To begin with both premises are arguable. Does Tesla actually have more humanoid robotics data than Google or Boston Dynamics do? Certainly not yet. The implied subpremise is that lots of people will buy Tesla’s $20k robot, leading to the collection of a lot of data, but that’s speculative at best, and years away even in an optimistic scenario. (Nobody is paying $20k for what they saw last night.) With respect to raw computational power, Tesla might eventually outgun Boston Dynamics, depending on how things go, but I seriously doubt they could outgun Google if Google went all in on humanoid robotics.
The overall logic is even weaker. The reality is that AI needs genuine, paradigm-shift level innovation. Simply building ever bigger neural networks won’t cut it. The way I put it last night was this:
But don’t take my word for it. Here’s deep learning pioneer Yann LeCun giving a a talk earlier this week:
If you read the top of the slide, it says “Machine Learnings sucks! (compared to humans and animals)”. because it is so slow and inefficient by comparison. LeCun also points out (as too I have often said, eg in this 2015 review with Ernest Davis) that we know far too little about how to to embed common sense into AI. We in AI have a long long way to go. Data and compute alone won’t be enough. Meta, which has more data and compute than almost anyone, has finally woken up to that. Musk still hasn’t.
LeCun would probably agree that addressing common sense is the single biggest challenge facing robotics; without a solution to it, you cannot have humanoid robots in the home and expect them to be safe. We disagree about how to solve the problem, but we both see it as front and center. Musk barely even acknowledged the problem, and certainly didn’t lay out any sort of credible strategy for attacking it..
For me the most worrisome part of last night’s presentation was not the lack of a world-beating demo, but a lack of recognition of what would even be required.
In recent interviews (e.g., at TED 2022), Musk has acknowledged that self-driving is a lot harder than he anticipated, and might even be an “AI complete” problem that requires general artificial intelligence. The thing about such problems is, as Wikipedia nicely puts it, “Currently, AI-complete problems cannot be solved with modern computer technology alone”. Sooner or later he will recognize that humanoid robots, too, pose a whole set of challenges that lie well beyond our current grasp.
I admire Musk for trying, but I would have more confidence if I thought he understood more deeply the nature of the challenge.
Hi Gary, thanks for the excellent writeup! The Moravec 'coffee-making' challenge remains alive and well, Optimus (or even a BD robot) isn't about to solve it anytime soon.
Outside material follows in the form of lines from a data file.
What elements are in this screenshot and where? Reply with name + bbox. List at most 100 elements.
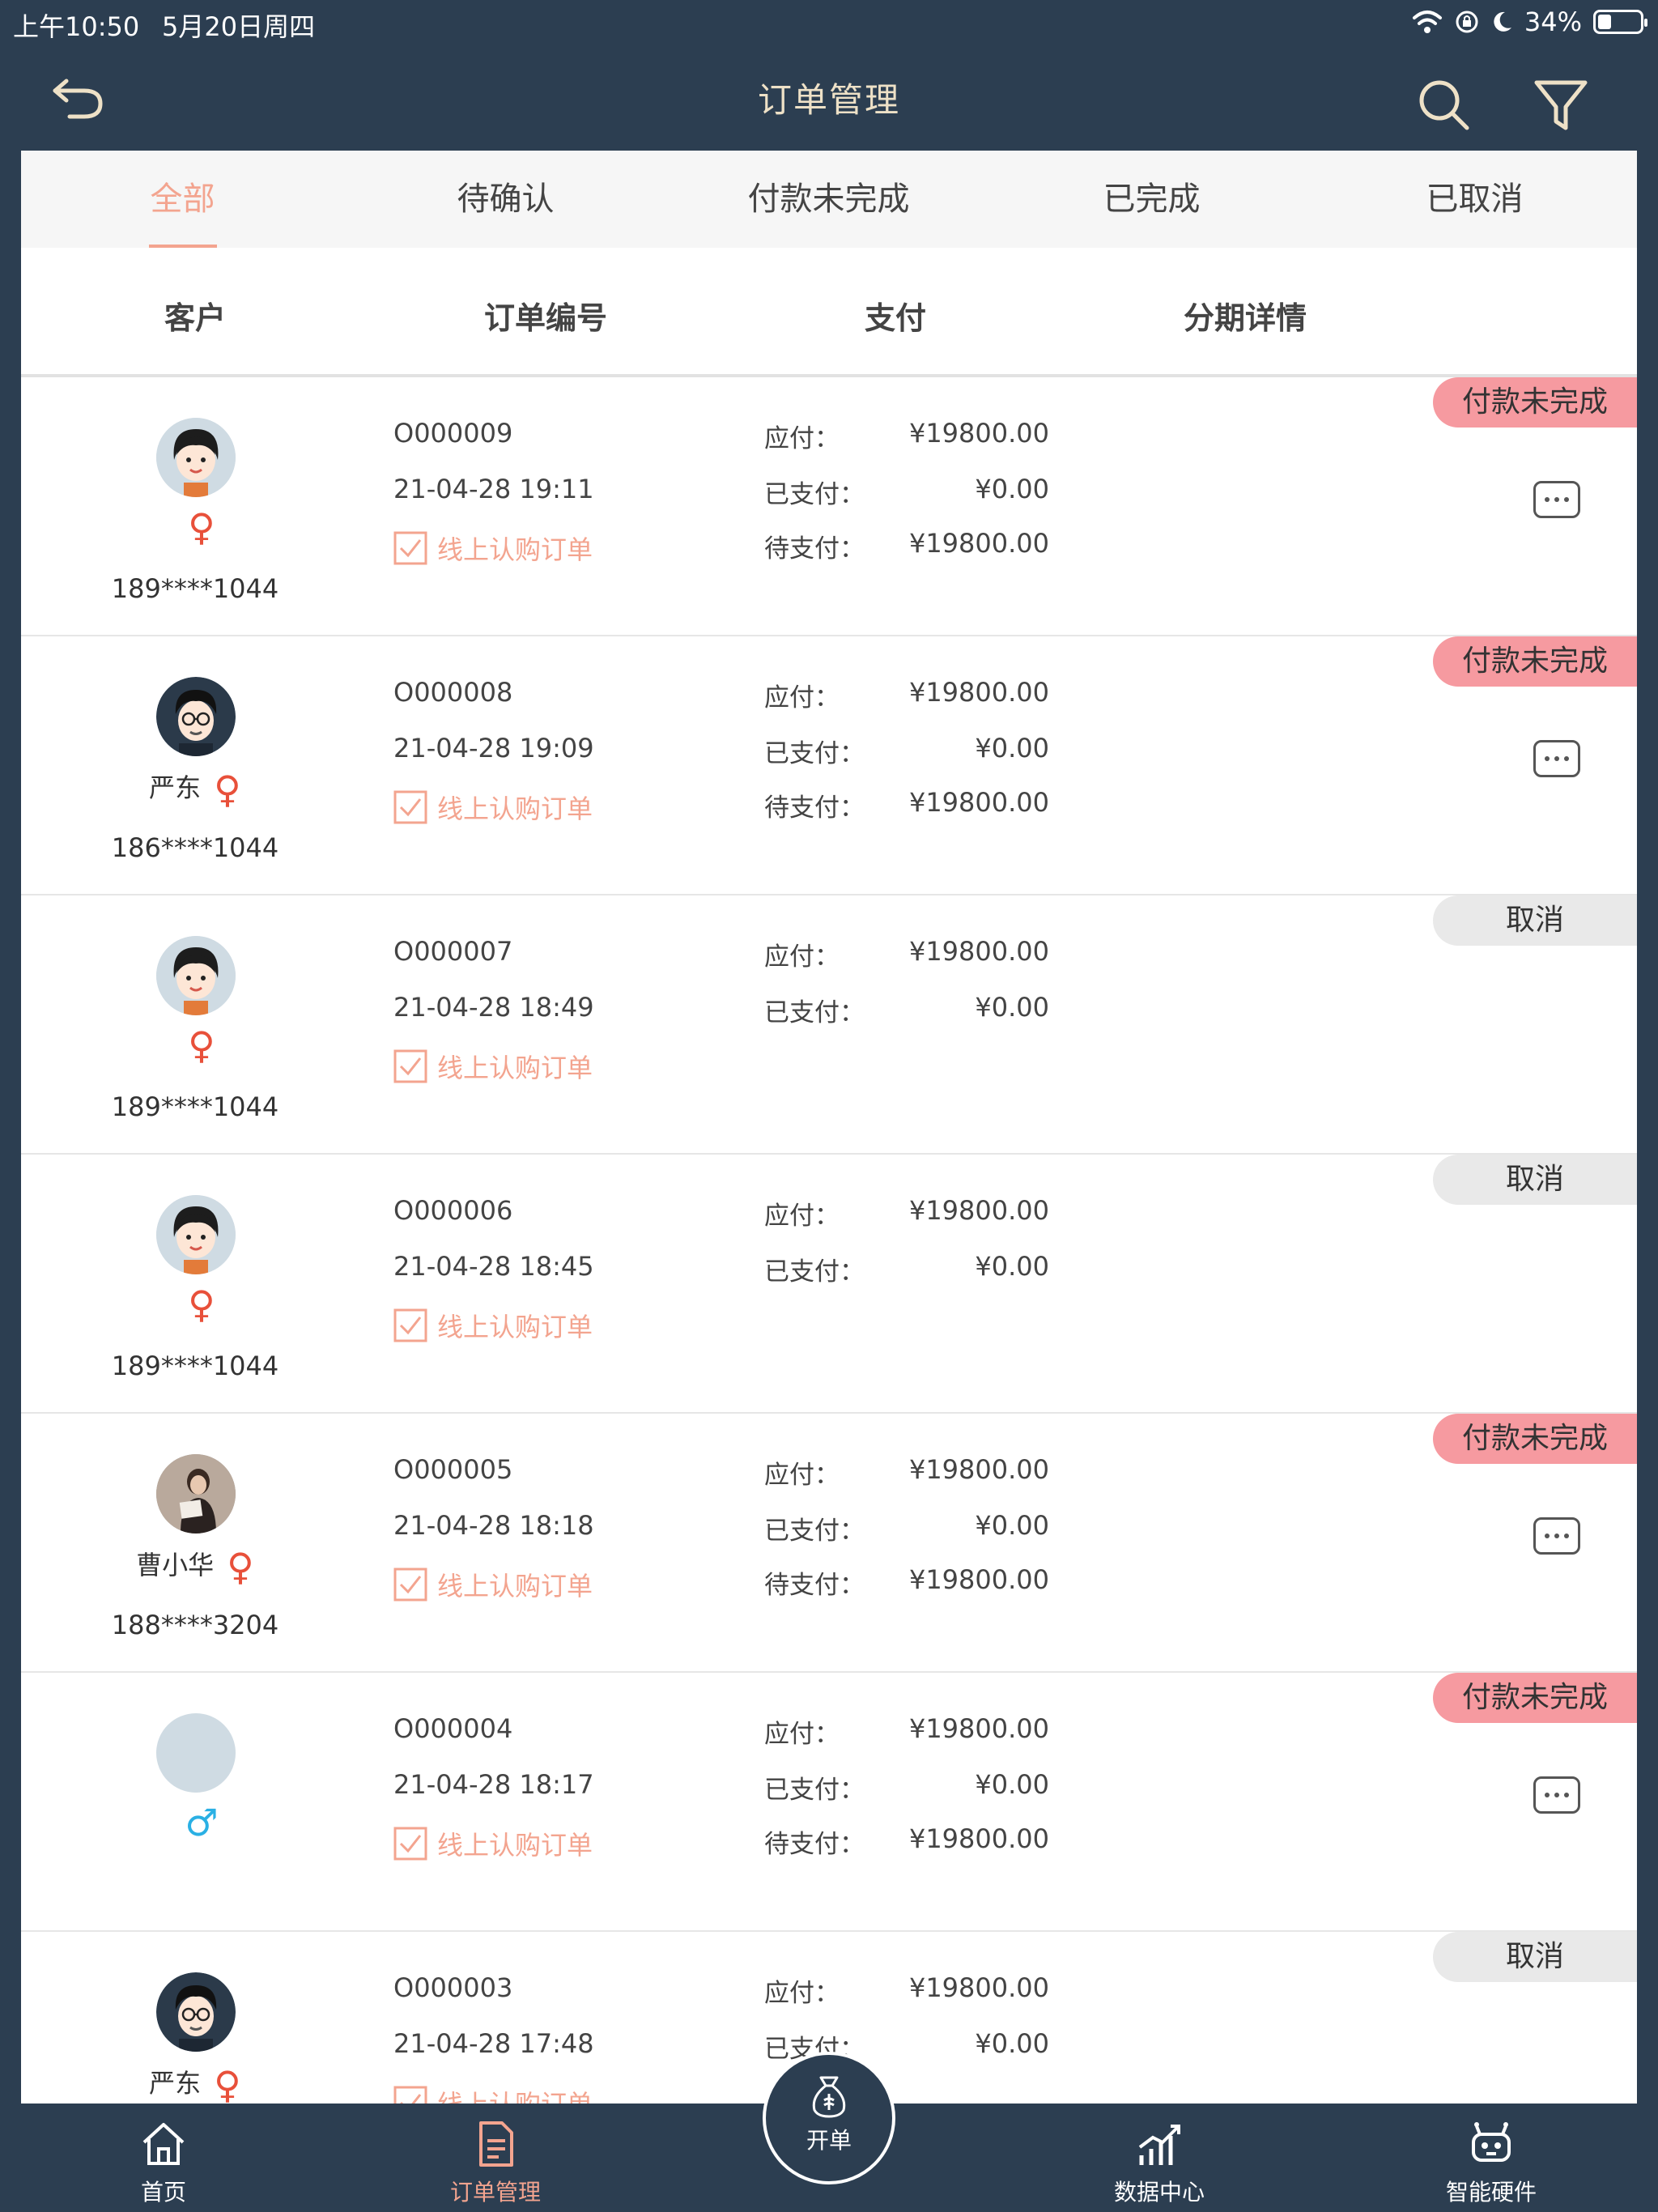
due-label: 应付： <box>764 1720 840 1749</box>
customer-phone: 189****1044 <box>111 573 279 604</box>
tab-data-center[interactable]: 数据中心 <box>1054 2104 1265 2207</box>
paid-value: ¥0.00 <box>975 733 1049 764</box>
table-row[interactable]: 严东 ♀ 186****1044 O000008 21-04-28 19:09 线… <box>21 636 1637 895</box>
customer-name: 曹小华 <box>136 1550 215 1580</box>
tab-completed[interactable]: 已完成 <box>990 151 1313 248</box>
tab-payment-incomplete[interactable]: 付款未完成 <box>667 151 990 248</box>
female-icon: ♀ <box>188 1023 215 1067</box>
paid-label: 已支付： <box>764 739 865 768</box>
customer-name-line: ♀ <box>21 1286 369 1323</box>
order-type: 线上认购订单 <box>393 2084 593 2104</box>
table-row[interactable]: 曹小华 ♀ 188****3204 O000005 21-04-28 18:18 … <box>21 1414 1637 1673</box>
search-icon[interactable] <box>1415 76 1473 134</box>
paid-value: ¥0.00 <box>975 2028 1049 2059</box>
tab-all[interactable]: 全部 <box>21 151 344 248</box>
female-icon: ♀ <box>214 768 241 811</box>
checkbox-icon <box>393 1049 427 1083</box>
table-row[interactable]: ♀ 189****1044 O000009 21-04-28 19:11 线上认… <box>21 377 1637 636</box>
paid-label: 已支付： <box>764 1516 865 1546</box>
order-time: 21-04-28 18:49 <box>393 992 594 1023</box>
pending-value: ¥19800.00 <box>908 1564 1049 1595</box>
wifi-icon <box>1412 11 1442 33</box>
more-button[interactable] <box>1533 1517 1580 1555</box>
order-type-label: 线上认购订单 <box>437 793 593 824</box>
battery-icon <box>1593 10 1647 34</box>
status-badge: 付款未完成 <box>1433 1414 1637 1464</box>
due-value: ¥19800.00 <box>908 1195 1049 1226</box>
customer-name-line: ♂ <box>21 1804 369 1841</box>
column-order-number: 订单编号 <box>483 300 608 336</box>
tab-home[interactable]: 首页 <box>58 2104 269 2207</box>
customer-phone: 188****3204 <box>111 1610 279 1640</box>
due-label: 应付： <box>764 683 840 713</box>
cancel-badge[interactable]: 取消 <box>1433 1155 1637 1205</box>
new-order-button[interactable]: 开单 <box>763 2052 895 2184</box>
due-value: ¥19800.00 <box>908 1972 1049 2003</box>
new-order-label: 开单 <box>806 2127 852 2154</box>
order-type-label: 线上认购订单 <box>437 1053 593 1083</box>
customer-name: 严东 <box>149 772 202 803</box>
checkbox-icon <box>393 2086 427 2104</box>
status-badge: 付款未完成 <box>1433 377 1637 428</box>
table-row[interactable]: ♀ 189****1044 O000006 21-04-28 18:45 线上认… <box>21 1155 1637 1414</box>
order-number: O000004 <box>393 1713 513 1744</box>
order-time: 21-04-28 19:11 <box>393 474 594 504</box>
order-type: 线上认购订单 <box>393 1566 593 1603</box>
table-row[interactable]: ♂ O000004 21-04-28 18:17 线上认购订单 应付： ¥198… <box>21 1673 1637 1932</box>
more-button[interactable] <box>1533 481 1580 518</box>
customer-name-line: ♀ <box>21 1027 369 1064</box>
customer-phone: 186****1044 <box>111 832 279 863</box>
pending-label: 待支付： <box>764 793 865 823</box>
status-badge: 付款未完成 <box>1433 1673 1637 1723</box>
tab-pending-confirm[interactable]: 待确认 <box>344 151 667 248</box>
order-type: 线上认购订单 <box>393 789 593 826</box>
order-panel: 全部 待确认 付款未完成 已完成 已取消 客户 订单编号 支付 分期详情 ♀ 1… <box>21 151 1637 2104</box>
tab-hardware[interactable]: 智能硬件 <box>1386 2104 1596 2207</box>
due-value: ¥19800.00 <box>908 418 1049 449</box>
paid-label: 已支付： <box>764 480 865 509</box>
filter-icon[interactable] <box>1532 76 1590 134</box>
orientation-lock-icon <box>1456 11 1478 33</box>
pending-label: 待支付： <box>764 1571 865 1600</box>
status-bar: 上午10:50 5月20日周四 34% <box>0 0 1658 42</box>
more-button[interactable] <box>1533 1776 1580 1814</box>
checkbox-icon <box>393 531 427 565</box>
order-time: 21-04-28 18:45 <box>393 1251 594 1282</box>
order-type-label: 线上认购订单 <box>437 1830 593 1861</box>
status-date: 5月20日周四 <box>162 11 316 42</box>
due-label: 应付： <box>764 1202 840 1231</box>
status-badge: 付款未完成 <box>1433 636 1637 687</box>
more-button[interactable] <box>1533 740 1580 777</box>
paid-label: 已支付： <box>764 1257 865 1287</box>
tab-cancelled[interactable]: 已取消 <box>1313 151 1636 248</box>
avatar <box>156 677 236 756</box>
paid-label: 已支付： <box>764 998 865 1027</box>
cancel-badge[interactable]: 取消 <box>1433 1932 1637 1982</box>
status-right: 34% <box>1411 6 1647 37</box>
column-customer: 客户 <box>164 300 227 336</box>
order-type: 线上认购订单 <box>393 1825 593 1862</box>
pending-value: ¥19800.00 <box>908 528 1049 559</box>
customer-name-line: 曹小华 ♀ <box>21 1545 369 1585</box>
due-label: 应付： <box>764 1979 840 2008</box>
avatar-placeholder <box>156 1713 236 1793</box>
document-icon <box>479 2121 513 2167</box>
order-type-label: 线上认购订单 <box>437 534 593 565</box>
order-type: 线上认购订单 <box>393 1307 593 1344</box>
status-time: 上午10:50 <box>13 11 140 42</box>
avatar <box>156 1454 236 1534</box>
customer-phone: 189****1044 <box>111 1351 279 1381</box>
table-row[interactable]: ♀ 189****1044 O000007 21-04-28 18:49 线上认… <box>21 895 1637 1155</box>
order-number: O000008 <box>393 677 513 708</box>
battery-percent: 34% <box>1524 6 1582 37</box>
female-icon: ♀ <box>227 1545 254 1589</box>
checkbox-icon <box>393 1568 427 1602</box>
tab-orders[interactable]: 订单管理 <box>390 2104 601 2207</box>
male-icon: ♂ <box>185 1801 219 1844</box>
avatar <box>156 1195 236 1274</box>
paid-value: ¥0.00 <box>975 992 1049 1023</box>
cancel-badge[interactable]: 取消 <box>1433 895 1637 946</box>
order-type-label: 线上认购订单 <box>437 1312 593 1342</box>
order-time: 21-04-28 17:48 <box>393 2028 594 2059</box>
order-number: O000005 <box>393 1454 513 1485</box>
An embodied presence by itself will not result in general intelligence, there needs to be matched 'embrainment' - a brain design that permits native representation of the world, using which the system can imagine, expect, reason, etc.
Instead, if the robot uses ML, it's simply computing outputs based on learned patterns in input data, which amounts to operating in a derivative computational world while being in the real physical one! There is no perception, no cognition, of the real world - because there is no innate experiencing of it.
Sure, it will work in a structured, mostly static, unchanging environment (a narrow/deep 'win' of sorts, in keeping with the history of AI) - but an average home is anything but.
Robustness in intelligence can only result from a design that can deal with exceptions to the norm (within limits - the more the limits, the less capable the system).
I always have thought of humanoid robots as the ornithopters of the robotics world. For a true AGI you need far more neurons and far denser connections than we can achieve in silico at present. I think the best we can do for now is use NNs for perception and higher level systems such as OpenCog and Open-NARS for higher level reasoning with a society of mind / drives approach.